Yields took a sharp turn lower last week after Fed Chair Jerome Powell made comments that investors took as a hint that the central bank may be done hiking rates. Powell said the sharp jumps in yields since the summer could act like further rate hikes on their own, as long as they remained persistent. That in turn led to last week's big rally for stocks.

But Powell dashed some of the hopes building on Wall Street for an easier Fed after he said Thursday that no decisions on rates have been made yet. He said it "will not hesitate" to raise rates again if inflation doesn't appear to be heading back to the Fed's 2% target.

The central bank has been saying that its next moves will depend entirely on what incoming data about inflation and the economy say.

A report later Friday morning could be a key one. It will give a preliminary reading on how much inflation U.S. households are girding for. The Fed has said it wants to keep such expectations low, because they otherwise could feed into a vicious cycle that keeps inflation high.

In stock markets abroad, indexes were lower across most of Europe and Asia to follow up on Wall Street's losses from a day before.

In the oil market, crude prices regained some more of their sharp losses from earlier in the week. A barrel of benchmark U.S. crude rose 1.2% to $76.65. Brent crude, the international standard, added 1.2% to $80.99 per barrel. Both remain down by more than 4% for the week on worries about supplies outstripping demand.

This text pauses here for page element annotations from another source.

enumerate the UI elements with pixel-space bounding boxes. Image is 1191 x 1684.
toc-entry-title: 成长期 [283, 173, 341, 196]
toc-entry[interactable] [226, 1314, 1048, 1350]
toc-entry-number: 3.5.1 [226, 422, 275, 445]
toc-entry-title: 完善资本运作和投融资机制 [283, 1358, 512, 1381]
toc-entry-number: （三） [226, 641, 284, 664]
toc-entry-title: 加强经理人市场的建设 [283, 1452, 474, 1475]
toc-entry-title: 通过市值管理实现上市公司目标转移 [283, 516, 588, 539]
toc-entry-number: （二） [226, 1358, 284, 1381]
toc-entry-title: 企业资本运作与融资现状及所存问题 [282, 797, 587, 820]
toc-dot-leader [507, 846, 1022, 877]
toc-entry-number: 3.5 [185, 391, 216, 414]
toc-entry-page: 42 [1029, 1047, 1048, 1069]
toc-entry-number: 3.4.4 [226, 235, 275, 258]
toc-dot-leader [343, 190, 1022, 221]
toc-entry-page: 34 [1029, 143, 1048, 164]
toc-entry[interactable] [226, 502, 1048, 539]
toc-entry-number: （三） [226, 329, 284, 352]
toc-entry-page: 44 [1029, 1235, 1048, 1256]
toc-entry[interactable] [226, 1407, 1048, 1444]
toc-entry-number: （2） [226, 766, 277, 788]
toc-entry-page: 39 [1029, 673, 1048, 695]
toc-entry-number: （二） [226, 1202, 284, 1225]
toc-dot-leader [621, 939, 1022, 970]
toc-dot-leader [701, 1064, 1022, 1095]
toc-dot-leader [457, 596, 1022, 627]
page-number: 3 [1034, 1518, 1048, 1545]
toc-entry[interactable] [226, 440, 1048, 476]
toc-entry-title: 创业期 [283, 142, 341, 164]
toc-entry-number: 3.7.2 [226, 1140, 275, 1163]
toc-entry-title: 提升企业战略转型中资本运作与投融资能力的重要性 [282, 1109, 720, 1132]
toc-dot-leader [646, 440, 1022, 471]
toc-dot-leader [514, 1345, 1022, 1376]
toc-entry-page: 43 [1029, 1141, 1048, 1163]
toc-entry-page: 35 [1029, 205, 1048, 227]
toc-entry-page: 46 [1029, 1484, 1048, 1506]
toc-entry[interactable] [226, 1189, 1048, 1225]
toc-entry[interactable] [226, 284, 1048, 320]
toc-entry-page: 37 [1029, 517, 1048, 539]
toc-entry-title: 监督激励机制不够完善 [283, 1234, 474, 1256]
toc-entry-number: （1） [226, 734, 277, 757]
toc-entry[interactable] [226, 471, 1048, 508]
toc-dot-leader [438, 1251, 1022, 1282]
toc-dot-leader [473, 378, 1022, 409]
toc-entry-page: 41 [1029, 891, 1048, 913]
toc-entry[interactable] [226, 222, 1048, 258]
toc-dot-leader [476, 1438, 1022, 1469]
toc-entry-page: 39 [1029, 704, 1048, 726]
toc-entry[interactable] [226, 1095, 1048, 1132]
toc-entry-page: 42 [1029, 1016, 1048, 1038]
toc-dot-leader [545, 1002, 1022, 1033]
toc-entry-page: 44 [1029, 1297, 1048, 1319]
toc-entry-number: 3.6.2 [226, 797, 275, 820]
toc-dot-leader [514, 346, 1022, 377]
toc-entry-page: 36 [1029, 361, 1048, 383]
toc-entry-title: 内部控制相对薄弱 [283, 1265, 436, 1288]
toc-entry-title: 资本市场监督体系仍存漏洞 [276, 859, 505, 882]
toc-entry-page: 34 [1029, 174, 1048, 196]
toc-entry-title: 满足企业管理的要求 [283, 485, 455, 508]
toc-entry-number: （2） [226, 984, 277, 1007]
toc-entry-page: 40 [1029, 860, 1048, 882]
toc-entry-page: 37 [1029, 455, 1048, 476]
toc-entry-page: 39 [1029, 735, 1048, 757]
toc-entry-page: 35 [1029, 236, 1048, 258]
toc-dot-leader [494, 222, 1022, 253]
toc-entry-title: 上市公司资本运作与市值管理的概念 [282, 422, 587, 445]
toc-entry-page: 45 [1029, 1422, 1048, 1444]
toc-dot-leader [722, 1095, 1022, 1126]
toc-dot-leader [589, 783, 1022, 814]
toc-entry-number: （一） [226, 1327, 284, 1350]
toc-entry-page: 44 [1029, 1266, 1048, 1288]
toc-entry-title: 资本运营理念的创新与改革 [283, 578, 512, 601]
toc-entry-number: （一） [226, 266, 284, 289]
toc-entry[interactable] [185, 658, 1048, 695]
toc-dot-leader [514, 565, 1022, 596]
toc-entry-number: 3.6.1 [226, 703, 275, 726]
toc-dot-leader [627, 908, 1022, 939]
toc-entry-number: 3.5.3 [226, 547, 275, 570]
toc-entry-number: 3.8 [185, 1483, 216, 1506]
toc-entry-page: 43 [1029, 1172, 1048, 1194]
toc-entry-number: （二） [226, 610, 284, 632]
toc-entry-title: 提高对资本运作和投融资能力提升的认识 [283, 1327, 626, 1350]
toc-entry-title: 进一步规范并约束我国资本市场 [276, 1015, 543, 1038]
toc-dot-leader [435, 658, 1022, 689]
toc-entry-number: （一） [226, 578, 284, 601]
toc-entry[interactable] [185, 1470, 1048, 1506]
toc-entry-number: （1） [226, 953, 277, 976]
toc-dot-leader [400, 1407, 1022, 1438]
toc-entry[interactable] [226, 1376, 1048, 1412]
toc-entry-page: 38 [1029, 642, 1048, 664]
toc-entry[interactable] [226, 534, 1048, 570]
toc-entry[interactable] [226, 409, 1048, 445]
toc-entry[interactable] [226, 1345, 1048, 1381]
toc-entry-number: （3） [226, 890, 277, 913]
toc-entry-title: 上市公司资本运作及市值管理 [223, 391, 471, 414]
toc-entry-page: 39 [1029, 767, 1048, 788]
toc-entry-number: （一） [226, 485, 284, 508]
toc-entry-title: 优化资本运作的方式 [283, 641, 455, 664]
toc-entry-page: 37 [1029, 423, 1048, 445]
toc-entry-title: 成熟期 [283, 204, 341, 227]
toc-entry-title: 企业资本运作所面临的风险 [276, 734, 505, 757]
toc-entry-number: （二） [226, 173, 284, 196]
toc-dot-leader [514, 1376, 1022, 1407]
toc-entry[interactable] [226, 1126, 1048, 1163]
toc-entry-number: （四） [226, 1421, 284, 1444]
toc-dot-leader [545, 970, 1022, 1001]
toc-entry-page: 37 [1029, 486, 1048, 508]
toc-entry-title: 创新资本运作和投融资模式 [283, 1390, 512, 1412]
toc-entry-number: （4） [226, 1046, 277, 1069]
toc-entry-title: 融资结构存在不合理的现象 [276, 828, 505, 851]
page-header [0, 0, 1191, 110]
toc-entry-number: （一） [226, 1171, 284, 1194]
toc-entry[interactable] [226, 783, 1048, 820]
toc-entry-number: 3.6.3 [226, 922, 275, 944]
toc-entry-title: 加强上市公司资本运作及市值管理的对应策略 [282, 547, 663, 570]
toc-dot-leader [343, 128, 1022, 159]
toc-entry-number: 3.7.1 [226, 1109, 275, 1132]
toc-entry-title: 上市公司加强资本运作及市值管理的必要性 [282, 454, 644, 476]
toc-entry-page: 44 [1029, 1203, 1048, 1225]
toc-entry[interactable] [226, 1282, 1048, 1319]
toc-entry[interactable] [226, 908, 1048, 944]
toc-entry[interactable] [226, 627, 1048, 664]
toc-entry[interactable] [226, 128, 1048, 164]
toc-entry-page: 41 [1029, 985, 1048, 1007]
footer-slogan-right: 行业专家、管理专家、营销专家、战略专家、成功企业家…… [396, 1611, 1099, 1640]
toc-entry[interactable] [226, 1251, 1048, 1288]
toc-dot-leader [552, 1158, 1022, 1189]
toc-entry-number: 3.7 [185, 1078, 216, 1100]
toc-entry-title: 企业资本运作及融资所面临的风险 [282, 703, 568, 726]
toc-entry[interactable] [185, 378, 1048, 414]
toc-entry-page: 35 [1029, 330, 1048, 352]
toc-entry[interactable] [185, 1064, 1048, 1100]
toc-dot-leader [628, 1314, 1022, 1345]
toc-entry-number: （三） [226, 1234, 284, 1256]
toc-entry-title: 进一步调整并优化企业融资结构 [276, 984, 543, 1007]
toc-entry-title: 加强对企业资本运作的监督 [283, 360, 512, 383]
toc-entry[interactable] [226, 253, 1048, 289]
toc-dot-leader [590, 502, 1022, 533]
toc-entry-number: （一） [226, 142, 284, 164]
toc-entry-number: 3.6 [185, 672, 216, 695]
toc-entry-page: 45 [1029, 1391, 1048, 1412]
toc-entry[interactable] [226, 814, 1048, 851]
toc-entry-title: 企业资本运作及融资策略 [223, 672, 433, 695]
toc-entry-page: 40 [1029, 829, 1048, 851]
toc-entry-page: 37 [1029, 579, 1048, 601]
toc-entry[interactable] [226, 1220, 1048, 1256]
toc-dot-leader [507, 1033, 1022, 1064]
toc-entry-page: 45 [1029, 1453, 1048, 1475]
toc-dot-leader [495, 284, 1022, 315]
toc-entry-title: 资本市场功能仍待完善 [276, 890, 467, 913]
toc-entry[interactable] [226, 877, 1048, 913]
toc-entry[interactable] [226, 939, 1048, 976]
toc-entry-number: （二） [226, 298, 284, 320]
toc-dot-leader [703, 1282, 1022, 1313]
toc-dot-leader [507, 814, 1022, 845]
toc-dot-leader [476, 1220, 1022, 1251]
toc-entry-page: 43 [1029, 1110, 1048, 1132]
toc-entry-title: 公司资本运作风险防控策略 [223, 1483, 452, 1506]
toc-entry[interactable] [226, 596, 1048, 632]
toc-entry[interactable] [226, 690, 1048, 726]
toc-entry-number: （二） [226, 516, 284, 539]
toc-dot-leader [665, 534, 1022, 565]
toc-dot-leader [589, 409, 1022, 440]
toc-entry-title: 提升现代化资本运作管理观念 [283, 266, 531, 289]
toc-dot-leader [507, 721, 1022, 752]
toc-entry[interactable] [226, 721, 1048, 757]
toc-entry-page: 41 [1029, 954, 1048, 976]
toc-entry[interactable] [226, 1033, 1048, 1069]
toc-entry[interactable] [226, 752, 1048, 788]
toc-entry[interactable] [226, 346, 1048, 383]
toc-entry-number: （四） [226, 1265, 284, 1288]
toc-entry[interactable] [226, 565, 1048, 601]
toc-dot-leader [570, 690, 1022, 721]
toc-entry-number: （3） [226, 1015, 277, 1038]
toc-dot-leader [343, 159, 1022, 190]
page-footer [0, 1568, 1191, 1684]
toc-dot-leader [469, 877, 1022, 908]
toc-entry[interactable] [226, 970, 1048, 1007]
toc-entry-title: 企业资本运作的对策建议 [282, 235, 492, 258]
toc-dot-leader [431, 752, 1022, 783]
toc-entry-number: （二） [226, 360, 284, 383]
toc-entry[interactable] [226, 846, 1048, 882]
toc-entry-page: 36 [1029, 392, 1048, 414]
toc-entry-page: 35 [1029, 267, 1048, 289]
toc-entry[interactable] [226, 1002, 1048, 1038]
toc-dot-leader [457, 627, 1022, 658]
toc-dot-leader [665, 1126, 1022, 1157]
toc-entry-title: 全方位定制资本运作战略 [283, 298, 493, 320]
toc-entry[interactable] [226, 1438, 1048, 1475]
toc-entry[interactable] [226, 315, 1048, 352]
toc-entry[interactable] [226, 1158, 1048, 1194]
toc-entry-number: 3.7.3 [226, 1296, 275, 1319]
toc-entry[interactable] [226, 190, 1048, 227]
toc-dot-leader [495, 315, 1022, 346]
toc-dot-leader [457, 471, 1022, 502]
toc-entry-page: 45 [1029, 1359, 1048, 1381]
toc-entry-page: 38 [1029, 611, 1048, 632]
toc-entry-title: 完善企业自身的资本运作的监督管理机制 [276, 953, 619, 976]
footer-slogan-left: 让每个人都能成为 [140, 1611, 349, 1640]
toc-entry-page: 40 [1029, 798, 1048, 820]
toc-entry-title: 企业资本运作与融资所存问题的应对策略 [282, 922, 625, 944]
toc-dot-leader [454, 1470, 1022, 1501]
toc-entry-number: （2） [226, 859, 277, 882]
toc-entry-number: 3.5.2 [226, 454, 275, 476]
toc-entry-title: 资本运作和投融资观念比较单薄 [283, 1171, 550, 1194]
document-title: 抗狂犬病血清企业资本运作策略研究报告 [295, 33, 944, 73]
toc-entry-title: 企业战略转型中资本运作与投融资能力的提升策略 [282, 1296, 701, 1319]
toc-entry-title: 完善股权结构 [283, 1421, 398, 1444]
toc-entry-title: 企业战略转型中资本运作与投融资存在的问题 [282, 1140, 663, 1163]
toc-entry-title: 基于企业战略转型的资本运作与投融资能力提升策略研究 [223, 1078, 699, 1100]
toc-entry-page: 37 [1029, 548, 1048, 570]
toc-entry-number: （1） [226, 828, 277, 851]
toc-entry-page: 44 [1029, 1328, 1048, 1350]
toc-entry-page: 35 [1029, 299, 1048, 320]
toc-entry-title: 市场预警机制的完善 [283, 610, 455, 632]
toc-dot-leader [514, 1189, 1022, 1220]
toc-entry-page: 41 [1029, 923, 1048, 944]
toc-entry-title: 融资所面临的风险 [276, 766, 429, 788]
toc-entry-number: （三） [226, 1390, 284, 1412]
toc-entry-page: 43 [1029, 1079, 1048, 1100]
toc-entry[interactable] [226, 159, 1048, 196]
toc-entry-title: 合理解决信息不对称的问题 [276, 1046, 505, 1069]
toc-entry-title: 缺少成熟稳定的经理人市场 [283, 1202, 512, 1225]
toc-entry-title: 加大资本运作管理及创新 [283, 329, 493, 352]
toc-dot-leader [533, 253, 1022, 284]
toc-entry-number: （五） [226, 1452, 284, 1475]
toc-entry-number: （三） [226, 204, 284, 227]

A financial services business of China's biggest bank, ICBC, said it was hit this week by a ransomware attack that reportedly disrupted trading in the U.S. Treasury market.

New York-based Industrial and Commercial Bank of China Financial Services handles trades and other services for financial institutions. It said it had isolated affected systems and that trades had cleared by Thursday. It was unclear how much of an impact the attack had on Treasury market trading.